An electronic signature (“e-signature”) to have comparable evidentiary value to a wet signature must satisfy: (a) the created information shows that the person attaching the e-signature documented it; (b) the created information can be confirmed that no modifications have been made since created; and (c) certain electro-magnetic records embodying the created information must bear the e-signature of an acting party, then the document is deemed to be validly created (i.e., a rebuttable presumption parallel to the paper-based Civ. Proc. Code, Article 228, Para. 4 discussed above). The e-signature must be affixed only by the rightful principal in an environment that properly manages the encryption and the property containing it (the “impenetrability requirement[1]”). Article 2, Para. 1 and Article 3 of the E-Signature Act.

Legal requirements and limits

By this time, the e-signature service provider has almost universally adjusted its business model and has agreed to e-sign a document as principal for the true party’s benefit. Mechanically speaking under this scheme, e-signatures are affixed by the e-signature service provider. How this qualifies for the requirement (a) of an e-signature above (the e-signor must be the creator of the document) needs some explanation.

The government ministries clarified this gap by stating in the Q&A of May 12, 2020 that, for purposes of Article 2, Para 1 of the E-signature Act, so long as the impenetrability requirement is satisfied, the true party in interest is deemed to be the one signing the document “through (with the assistance of)” the service provider. Such impenetrability is further bolstered by the true parties’ remittal of e-mails and time stamp information to the e-signature service provider.

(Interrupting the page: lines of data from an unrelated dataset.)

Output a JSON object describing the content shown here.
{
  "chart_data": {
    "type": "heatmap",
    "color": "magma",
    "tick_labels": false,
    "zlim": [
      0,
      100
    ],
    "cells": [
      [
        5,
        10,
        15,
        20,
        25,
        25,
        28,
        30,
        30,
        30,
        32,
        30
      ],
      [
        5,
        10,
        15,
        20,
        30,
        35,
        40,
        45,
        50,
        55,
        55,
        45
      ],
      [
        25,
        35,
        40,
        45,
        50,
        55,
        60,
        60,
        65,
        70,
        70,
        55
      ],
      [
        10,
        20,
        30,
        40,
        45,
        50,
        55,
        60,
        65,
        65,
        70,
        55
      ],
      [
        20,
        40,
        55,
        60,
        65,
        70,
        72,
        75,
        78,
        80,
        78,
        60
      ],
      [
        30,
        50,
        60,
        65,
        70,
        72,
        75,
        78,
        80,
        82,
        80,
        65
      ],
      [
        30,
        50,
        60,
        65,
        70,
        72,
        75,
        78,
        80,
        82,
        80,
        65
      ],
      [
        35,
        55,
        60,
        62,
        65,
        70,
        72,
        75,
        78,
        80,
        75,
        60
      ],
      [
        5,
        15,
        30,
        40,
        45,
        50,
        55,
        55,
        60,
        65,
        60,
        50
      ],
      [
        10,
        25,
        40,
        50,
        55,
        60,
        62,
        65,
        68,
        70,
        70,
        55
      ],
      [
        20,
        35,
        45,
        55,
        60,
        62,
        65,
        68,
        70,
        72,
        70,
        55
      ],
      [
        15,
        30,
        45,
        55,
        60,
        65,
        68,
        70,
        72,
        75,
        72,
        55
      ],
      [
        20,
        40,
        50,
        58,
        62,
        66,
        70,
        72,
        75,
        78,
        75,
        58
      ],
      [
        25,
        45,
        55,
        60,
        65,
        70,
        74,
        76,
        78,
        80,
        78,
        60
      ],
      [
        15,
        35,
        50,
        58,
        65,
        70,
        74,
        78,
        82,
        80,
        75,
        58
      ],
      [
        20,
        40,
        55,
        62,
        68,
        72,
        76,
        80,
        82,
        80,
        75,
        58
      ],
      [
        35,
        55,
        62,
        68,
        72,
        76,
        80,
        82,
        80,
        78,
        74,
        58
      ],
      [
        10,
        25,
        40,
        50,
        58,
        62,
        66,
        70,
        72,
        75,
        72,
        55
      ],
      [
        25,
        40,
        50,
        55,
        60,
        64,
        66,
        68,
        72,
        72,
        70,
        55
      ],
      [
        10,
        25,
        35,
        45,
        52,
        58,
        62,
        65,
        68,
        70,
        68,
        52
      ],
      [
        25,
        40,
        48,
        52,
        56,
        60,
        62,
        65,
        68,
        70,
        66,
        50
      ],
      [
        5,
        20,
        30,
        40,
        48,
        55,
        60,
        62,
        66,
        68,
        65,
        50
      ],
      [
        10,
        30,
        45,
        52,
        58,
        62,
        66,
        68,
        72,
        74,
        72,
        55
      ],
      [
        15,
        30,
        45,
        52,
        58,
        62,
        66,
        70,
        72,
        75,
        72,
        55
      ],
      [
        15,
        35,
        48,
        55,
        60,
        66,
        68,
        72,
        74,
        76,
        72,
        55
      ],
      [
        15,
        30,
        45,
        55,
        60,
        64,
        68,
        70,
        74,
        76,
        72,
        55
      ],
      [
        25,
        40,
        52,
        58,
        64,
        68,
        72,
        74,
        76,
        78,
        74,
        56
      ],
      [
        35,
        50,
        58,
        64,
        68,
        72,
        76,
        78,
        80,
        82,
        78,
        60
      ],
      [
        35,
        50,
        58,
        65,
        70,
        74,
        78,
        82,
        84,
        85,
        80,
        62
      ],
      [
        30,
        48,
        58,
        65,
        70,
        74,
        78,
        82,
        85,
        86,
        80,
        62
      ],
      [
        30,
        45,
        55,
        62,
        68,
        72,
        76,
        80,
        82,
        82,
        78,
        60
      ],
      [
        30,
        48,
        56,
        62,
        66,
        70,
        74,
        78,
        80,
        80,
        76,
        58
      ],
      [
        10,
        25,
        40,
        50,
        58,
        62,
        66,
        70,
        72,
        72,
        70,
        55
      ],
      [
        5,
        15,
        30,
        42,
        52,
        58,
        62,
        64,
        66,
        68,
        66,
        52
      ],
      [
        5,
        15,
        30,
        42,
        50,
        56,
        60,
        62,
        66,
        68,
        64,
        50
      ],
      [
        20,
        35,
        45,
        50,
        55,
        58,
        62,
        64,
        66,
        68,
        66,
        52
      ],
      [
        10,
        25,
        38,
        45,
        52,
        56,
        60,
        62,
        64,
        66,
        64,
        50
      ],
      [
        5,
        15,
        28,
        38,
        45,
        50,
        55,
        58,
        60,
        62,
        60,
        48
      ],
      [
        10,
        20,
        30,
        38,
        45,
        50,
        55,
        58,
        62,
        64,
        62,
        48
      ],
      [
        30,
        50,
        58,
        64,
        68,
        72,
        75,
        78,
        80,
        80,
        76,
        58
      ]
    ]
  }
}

In light of the presumption granted under Article 3 of the E-Signature Act[2], there is a requirement (c), i.e., to secure an “environment that properly manages the encryption and the property containing it.” Put differently, it is necessary that another person cannot casually create an e-signature to be provided and processed. This for example can be supported by two-element authentication (one via email registered, and the other via a separate device communicating a separate access code), but it is just one example. There is no legal requirement for the verification of the identity of the e-signor being the user of e-service in the Q&A of September 3, 2020, although the value of such confirmation is acknowledged depending on the actual circumstances.

Rebuttable presumption means that the presumption of a valid contract may be overcome by other extrinsic evidence. To effectively refute a rebuttal attempt, it is important to store in good order, e.g., e-mail exchange with the other party, and know-your-counterparty due diligence documents, among others.

Conclusion

The long business tradition of wet ink signature and chop is beginning to fade in Japan although it is possible to continue using them. There are statutory requirements to ensure e-signature’s validity, however they are usually satisfied if you use a reputable e-signature service. Even in trans-national agreements, the validity of a Japanese signature is a matter of Japanese law. So the parties can begin enjoying the new freedom of e-signatures for all Japanese law purposes. For practicing lawyers that deal with Japan: note that it is no longer required that contractual parties provide wet signatures with seals.

 

[1] This requirement applies for both (a) dealings between the signor and the e-signature vendor; and (b) process performed within the e-service provider.

[2] The legislative intent is regarded to be in parallel with the paper based signature and seal presumption under Civ. Proc. Code Art.228.